Any sexual encounter is subject to self-delusion, and that's when it turns out well. Sexual lies may be the most common form of lying in the U.S., after "that hat looks good on you" and "let's have lunch." Even the most scientific sex surveys are subject to criticism for the inherent unreliability of people's recounting of their sexual experiences. In the massive 1994 study Sex in America: A Definitive Survey, the authors conjecture that men may exaggerate or women may understate the number of sex partners they have had. At a routine level, men lie to get women in bed ("you're beautiful," "my wife doesn't understand me"), lie when they are there (witness the hilarity that greets Jim Carrey's "I've had better" to a postcoital inquiry in the movie Liar Liar), and lie afterward ("I'll call you in the morning").

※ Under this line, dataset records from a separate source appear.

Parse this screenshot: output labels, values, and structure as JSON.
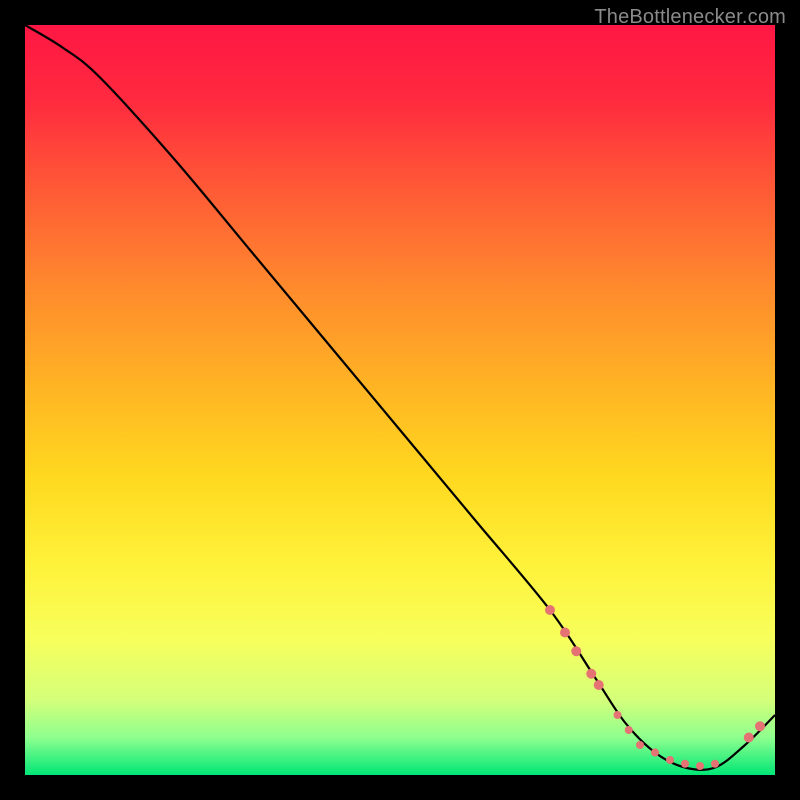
{
  "watermark": "TheBottlenecker.com",
  "colors": {
    "frame_bg_color": "#000000",
    "line_color": "#000000",
    "marker_color": "#e57373",
    "gradient_stops": [
      {
        "offset": 0.0,
        "color": "#ff1744"
      },
      {
        "offset": 0.1,
        "color": "#ff2a3f"
      },
      {
        "offset": 0.22,
        "color": "#ff5a36"
      },
      {
        "offset": 0.35,
        "color": "#ff8a2d"
      },
      {
        "offset": 0.48,
        "color": "#ffb324"
      },
      {
        "offset": 0.6,
        "color": "#ffd81f"
      },
      {
        "offset": 0.72,
        "color": "#fff23a"
      },
      {
        "offset": 0.82,
        "color": "#f7ff5c"
      },
      {
        "offset": 0.9,
        "color": "#d4ff7a"
      },
      {
        "offset": 0.95,
        "color": "#8eff8e"
      },
      {
        "offset": 1.0,
        "color": "#00e676"
      }
    ]
  },
  "chart_data": {
    "type": "line",
    "title": "",
    "xlabel": "",
    "ylabel": "",
    "xlim": [
      0,
      100
    ],
    "ylim": [
      0,
      100
    ],
    "series": [
      {
        "name": "curve",
        "x": [
          0,
          5,
          10,
          20,
          30,
          40,
          50,
          60,
          70,
          76,
          80,
          84,
          88,
          92,
          96,
          100
        ],
        "values": [
          100,
          97,
          93,
          82,
          70,
          58,
          46,
          34,
          22,
          13,
          7,
          3,
          1,
          1,
          4,
          8
        ]
      }
    ],
    "markers": [
      {
        "x": 70.0,
        "y": 22.0,
        "r": 5
      },
      {
        "x": 72.0,
        "y": 19.0,
        "r": 5
      },
      {
        "x": 73.5,
        "y": 16.5,
        "r": 5
      },
      {
        "x": 75.5,
        "y": 13.5,
        "r": 5
      },
      {
        "x": 76.5,
        "y": 12.0,
        "r": 5
      },
      {
        "x": 79.0,
        "y": 8.0,
        "r": 4
      },
      {
        "x": 80.5,
        "y": 6.0,
        "r": 4
      },
      {
        "x": 82.0,
        "y": 4.0,
        "r": 4
      },
      {
        "x": 84.0,
        "y": 3.0,
        "r": 4
      },
      {
        "x": 86.0,
        "y": 2.0,
        "r": 4
      },
      {
        "x": 88.0,
        "y": 1.5,
        "r": 4
      },
      {
        "x": 90.0,
        "y": 1.2,
        "r": 4
      },
      {
        "x": 92.0,
        "y": 1.5,
        "r": 4
      },
      {
        "x": 96.5,
        "y": 5.0,
        "r": 5
      },
      {
        "x": 98.0,
        "y": 6.5,
        "r": 5
      }
    ]
  }
}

When there's no happily ever after, revisionism can really set in. What was ill-advised can in retrospect look involuntary. If you meant not to, wished you hadn't, know you shouldn't have, you can rationalize saying you didn't and not think of yourself as a liar. Some forms of withholding information are sanctioned. Alcoholics Anonymous, which otherwise insists on brutal honesty, allows an exception for not telling your spouse about affairs. Annulment, when an applicant says he lacked due discretion to enter into marriage, is a form of sanctified lying about sex.

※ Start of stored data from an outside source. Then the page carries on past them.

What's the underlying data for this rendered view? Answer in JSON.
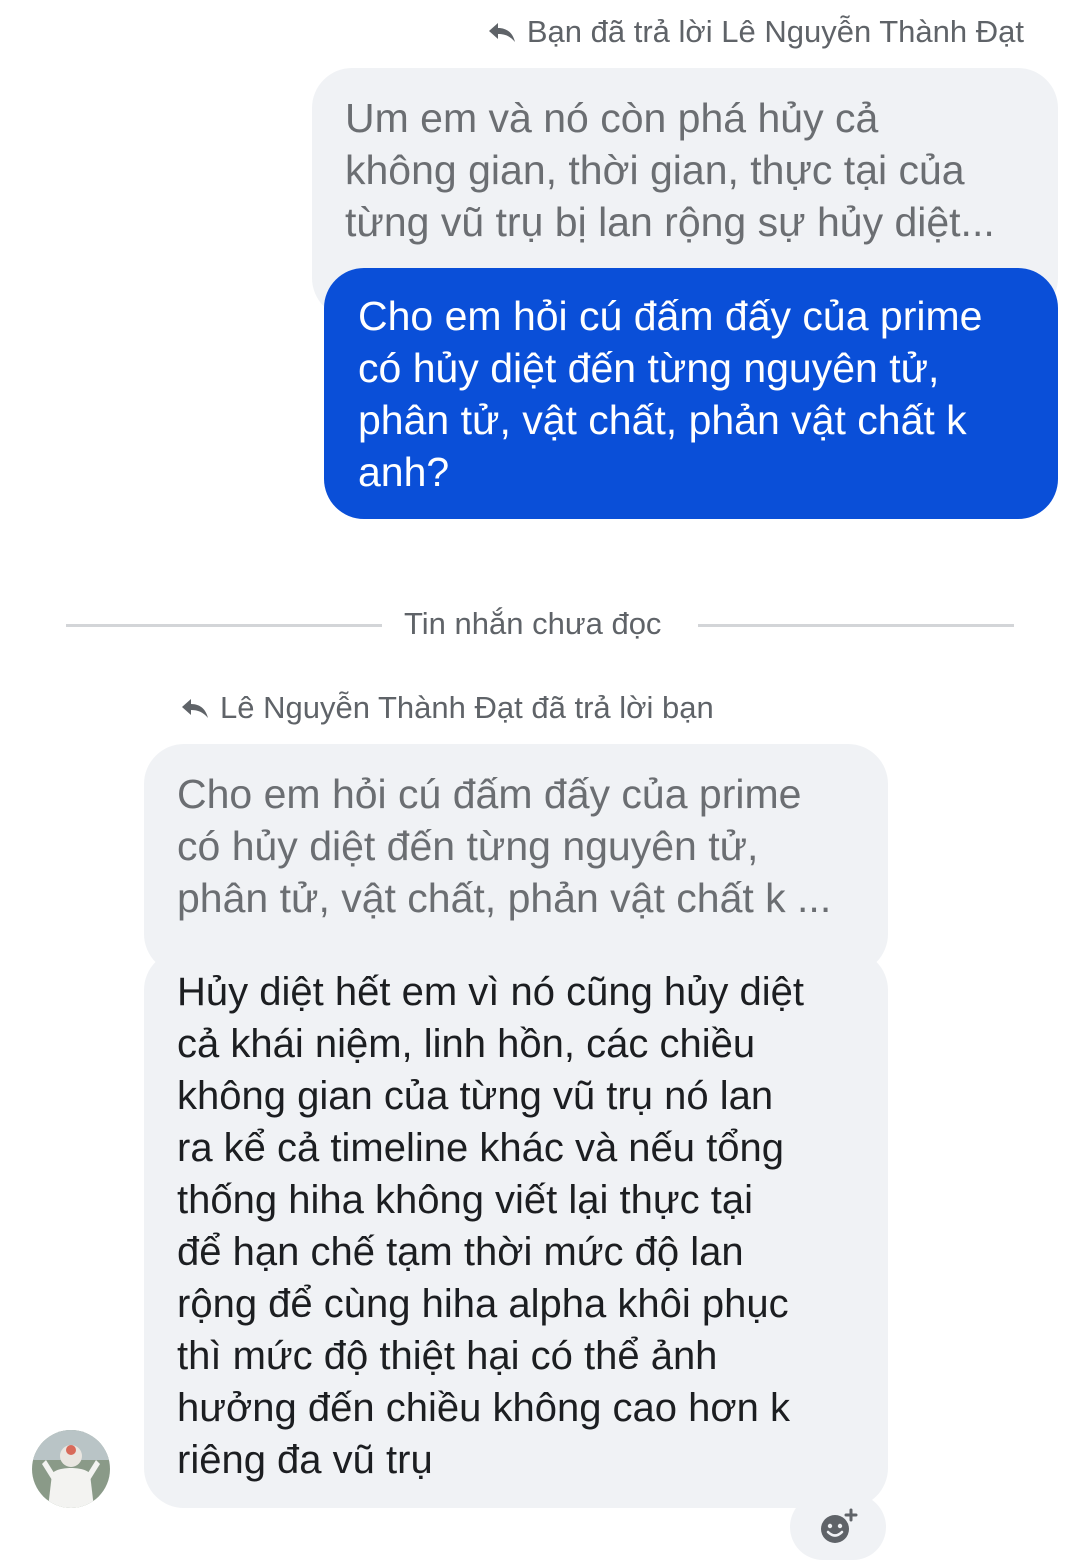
{
  "thread": {
    "outgoing": {
      "reply_label": "Bạn đã trả lời Lê Nguyễn Thành Đạt",
      "quoted_lines": [
        "Um em và nó còn phá hủy cả",
        "không gian, thời gian, thực tại của",
        "từng vũ trụ bị lan rộng sự hủy diệt..."
      ],
      "message_lines": [
        "Cho em hỏi cú đấm đấy của prime",
        "có hủy diệt đến từng nguyên tử,",
        "phân tử, vật chất, phản vật chất k",
        "anh?"
      ]
    },
    "divider": {
      "label": "Tin nhắn chưa đọc"
    },
    "incoming": {
      "reply_label": "Lê Nguyễn Thành Đạt đã trả lời bạn",
      "quoted_lines": [
        "Cho em hỏi cú đấm đấy của prime",
        "có hủy diệt đến từng nguyên tử,",
        "phân tử, vật chất, phản vật chất k ..."
      ],
      "message_lines": [
        "Hủy diệt hết em vì nó cũng hủy diệt",
        "cả khái niệm, linh hồn, các chiều",
        "không gian của từng vũ trụ nó lan",
        "ra kể cả timeline khác và nếu tổng",
        "thống hiha không viết lại thực tại",
        "để hạn chế tạm thời mức độ lan",
        "rộng để cùng hiha alpha khôi phục",
        "thì mức độ thiệt hại có thể ảnh",
        "hưởng đến chiều không cao hơn k",
        "riêng đa vũ trụ"
      ]
    }
  },
  "icons": {
    "reply": "reply-arrow-icon",
    "reaction": "add-reaction-icon",
    "avatar": "user-avatar"
  },
  "colors": {
    "sent_bubble": "#0a4fd8",
    "received_bubble": "#f0f2f5",
    "secondary_text": "#5f6368"
  }
}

By stalling the case until after the '96 election, Bob Bennett, Clinton's attorney, won the crucial political war at the lesser cost of losing before the Supreme Court. If the case isn't dismissed, the President's best hope now is that Jones is indeed in it for the money and that he can give her a small enough amount not to look like a payoff yet enough to fortify her against the wishes of her political supporters, for whom airing the charges is the goal. And who thinks the truth will actually ever be known? While it is hard to believe Jones is making it all up, it is not at all hard to believe that in the hands of right-wing zealots, rabid Clinton haters and a local lawyer who got a piece of any subsequent television, movie or jeans deals, she became a lot more emotionally distressed than she was at the time. It is just as hard to believe Clinton when he says nothing happened in the hotel, although when he denies her story in its possibly embellished form, he may have stumbled onto the truth.
The state trooper who places Clinton at the scene also says Jones emerged unshaken and hopeful of being the Governor's girlfriend. On the other side, six of her friends back her account. According to a TIME/CNN poll at the beginning of the year, 37% of the respondents believed Bill Clinton, 29% Paula Jones and 34% were not sure, which is unlikely to change. We've been building to this sexual peak for decades, through scandals concerning bold-type names from stage, screen and sports, Congressmen, Senators and presidential candidates. And now, live from the capital, it's the President. As the ultimate celebrity trial goes forward, there's little hope of truth and every chance we'll all be diminished. As for nuclear disarmament, never mind. We're busy with sex over here.